Please be aware that you need to change the two urls in conformance to your Helm release name. Here it is cortex, so the url is http://{{ .Release.Name }}-distributor:8080/ingester/ring. Please test thoroughly and contribute your enhancements.

whether there is a way to have the ingester ring self-heal in case of unclean shutdowns.

Nobody has coded one for Cortex, to my knowledge.

deploying to AWS with spot instances

We tell you not to do this in the docs.

ingester.autoforget_unhealthy will be amazing as deploying to AWS with spot instances, get ingesters destroyed and re span up. Exposing the Cortex Ring Status web interface to manually remove unhealthy ingesters is not practical , and it is a security concern.

Got bitten bit this terribly several times now, and lost a lot of time and data 😦, would really love to see ingester.autoforget_unhealthy support in Cortex.
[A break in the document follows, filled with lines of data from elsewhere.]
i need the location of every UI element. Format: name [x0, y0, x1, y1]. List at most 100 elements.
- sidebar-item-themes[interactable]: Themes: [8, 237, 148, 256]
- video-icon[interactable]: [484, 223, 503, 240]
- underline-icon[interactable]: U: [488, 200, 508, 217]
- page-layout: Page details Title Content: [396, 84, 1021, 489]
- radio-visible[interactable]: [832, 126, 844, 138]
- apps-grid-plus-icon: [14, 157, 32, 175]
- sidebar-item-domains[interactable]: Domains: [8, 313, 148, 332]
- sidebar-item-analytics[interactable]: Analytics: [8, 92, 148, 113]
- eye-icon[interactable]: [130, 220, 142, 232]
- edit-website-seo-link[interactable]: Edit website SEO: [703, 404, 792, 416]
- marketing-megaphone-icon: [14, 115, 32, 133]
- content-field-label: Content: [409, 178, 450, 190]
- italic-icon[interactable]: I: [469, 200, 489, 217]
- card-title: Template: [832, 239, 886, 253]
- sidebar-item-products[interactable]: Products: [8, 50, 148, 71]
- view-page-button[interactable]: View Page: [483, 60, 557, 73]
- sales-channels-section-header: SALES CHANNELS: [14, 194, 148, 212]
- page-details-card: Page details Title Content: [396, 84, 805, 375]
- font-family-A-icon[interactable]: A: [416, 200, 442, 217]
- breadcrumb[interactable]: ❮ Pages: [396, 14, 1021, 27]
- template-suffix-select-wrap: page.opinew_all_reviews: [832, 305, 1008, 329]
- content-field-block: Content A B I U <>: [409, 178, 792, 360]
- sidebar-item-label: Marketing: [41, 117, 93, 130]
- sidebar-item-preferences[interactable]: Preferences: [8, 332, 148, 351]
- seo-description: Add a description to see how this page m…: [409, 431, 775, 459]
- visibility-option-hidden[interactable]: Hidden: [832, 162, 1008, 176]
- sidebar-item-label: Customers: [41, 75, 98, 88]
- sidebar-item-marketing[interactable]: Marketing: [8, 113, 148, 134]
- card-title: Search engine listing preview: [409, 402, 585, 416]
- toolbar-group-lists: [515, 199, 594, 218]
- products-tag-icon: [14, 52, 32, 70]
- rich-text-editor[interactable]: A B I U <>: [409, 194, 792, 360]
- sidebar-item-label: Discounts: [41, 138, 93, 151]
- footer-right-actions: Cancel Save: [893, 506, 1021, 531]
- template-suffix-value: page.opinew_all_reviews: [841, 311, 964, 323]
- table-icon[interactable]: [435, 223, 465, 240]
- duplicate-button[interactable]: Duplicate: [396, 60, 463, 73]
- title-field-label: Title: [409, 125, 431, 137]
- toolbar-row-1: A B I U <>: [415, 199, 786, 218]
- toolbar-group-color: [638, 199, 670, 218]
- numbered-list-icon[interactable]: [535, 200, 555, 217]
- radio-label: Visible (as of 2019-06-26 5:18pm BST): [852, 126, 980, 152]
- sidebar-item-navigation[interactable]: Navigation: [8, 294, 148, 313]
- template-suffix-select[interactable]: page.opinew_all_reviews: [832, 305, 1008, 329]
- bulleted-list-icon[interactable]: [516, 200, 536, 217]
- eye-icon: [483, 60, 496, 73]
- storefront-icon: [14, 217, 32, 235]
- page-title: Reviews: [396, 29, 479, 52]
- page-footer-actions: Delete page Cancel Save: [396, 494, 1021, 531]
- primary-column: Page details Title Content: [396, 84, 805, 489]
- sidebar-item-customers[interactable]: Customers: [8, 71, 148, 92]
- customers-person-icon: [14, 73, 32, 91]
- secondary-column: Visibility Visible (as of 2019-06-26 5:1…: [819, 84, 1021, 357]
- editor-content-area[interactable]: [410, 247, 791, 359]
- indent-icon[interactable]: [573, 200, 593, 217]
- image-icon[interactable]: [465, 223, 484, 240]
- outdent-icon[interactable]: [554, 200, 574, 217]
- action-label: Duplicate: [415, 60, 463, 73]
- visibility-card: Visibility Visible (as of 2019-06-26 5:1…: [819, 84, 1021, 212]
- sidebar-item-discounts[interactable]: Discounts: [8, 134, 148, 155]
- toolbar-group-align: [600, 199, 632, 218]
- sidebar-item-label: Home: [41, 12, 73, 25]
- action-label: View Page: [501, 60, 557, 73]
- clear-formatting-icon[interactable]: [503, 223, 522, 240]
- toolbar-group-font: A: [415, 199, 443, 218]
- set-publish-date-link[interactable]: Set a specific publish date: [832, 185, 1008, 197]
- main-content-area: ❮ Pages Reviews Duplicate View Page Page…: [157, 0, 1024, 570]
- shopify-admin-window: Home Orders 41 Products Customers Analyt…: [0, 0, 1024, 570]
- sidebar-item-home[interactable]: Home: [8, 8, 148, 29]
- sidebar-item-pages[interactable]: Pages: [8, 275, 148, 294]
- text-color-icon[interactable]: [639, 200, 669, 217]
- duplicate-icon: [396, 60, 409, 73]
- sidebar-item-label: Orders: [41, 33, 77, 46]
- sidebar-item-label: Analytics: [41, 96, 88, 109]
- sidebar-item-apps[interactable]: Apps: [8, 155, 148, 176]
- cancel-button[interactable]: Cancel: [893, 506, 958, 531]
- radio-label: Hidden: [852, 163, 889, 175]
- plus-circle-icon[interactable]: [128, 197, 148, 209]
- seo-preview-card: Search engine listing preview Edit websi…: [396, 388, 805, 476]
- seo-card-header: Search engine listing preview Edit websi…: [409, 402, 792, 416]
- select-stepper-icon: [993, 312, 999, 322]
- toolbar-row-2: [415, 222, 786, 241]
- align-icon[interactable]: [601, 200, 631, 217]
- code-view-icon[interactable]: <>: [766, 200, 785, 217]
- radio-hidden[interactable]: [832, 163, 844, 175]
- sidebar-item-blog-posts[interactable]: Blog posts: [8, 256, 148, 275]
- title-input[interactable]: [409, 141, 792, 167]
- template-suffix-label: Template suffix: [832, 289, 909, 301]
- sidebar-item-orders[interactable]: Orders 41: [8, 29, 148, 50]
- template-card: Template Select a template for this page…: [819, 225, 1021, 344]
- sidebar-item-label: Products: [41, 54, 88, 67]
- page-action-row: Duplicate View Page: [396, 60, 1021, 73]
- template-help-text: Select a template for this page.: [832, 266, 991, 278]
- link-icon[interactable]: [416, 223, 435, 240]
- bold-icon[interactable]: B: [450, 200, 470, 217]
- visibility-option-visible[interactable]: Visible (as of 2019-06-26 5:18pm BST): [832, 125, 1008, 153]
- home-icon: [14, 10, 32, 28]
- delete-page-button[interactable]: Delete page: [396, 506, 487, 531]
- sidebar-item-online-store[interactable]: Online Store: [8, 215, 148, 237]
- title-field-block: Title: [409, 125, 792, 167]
I’ve read through this issue and the linked issues, and it’s still unclear to me whether there is a way to have the ingester ring self-heal in case of unclean shutdowns. Not needing human operator intervention would be extremely valuable to us, as we are losing much more data due to ingesters being down compared to what we would lose by auto-forgetting unhealthy ingesters from the ring.

Now that chunks storage is deprecated and we use blocks storage, we no longer “hand-over” from one ingester to another. So one justification for this behaviour has disappeared.

Happy to hear experience reports from people who did automate it.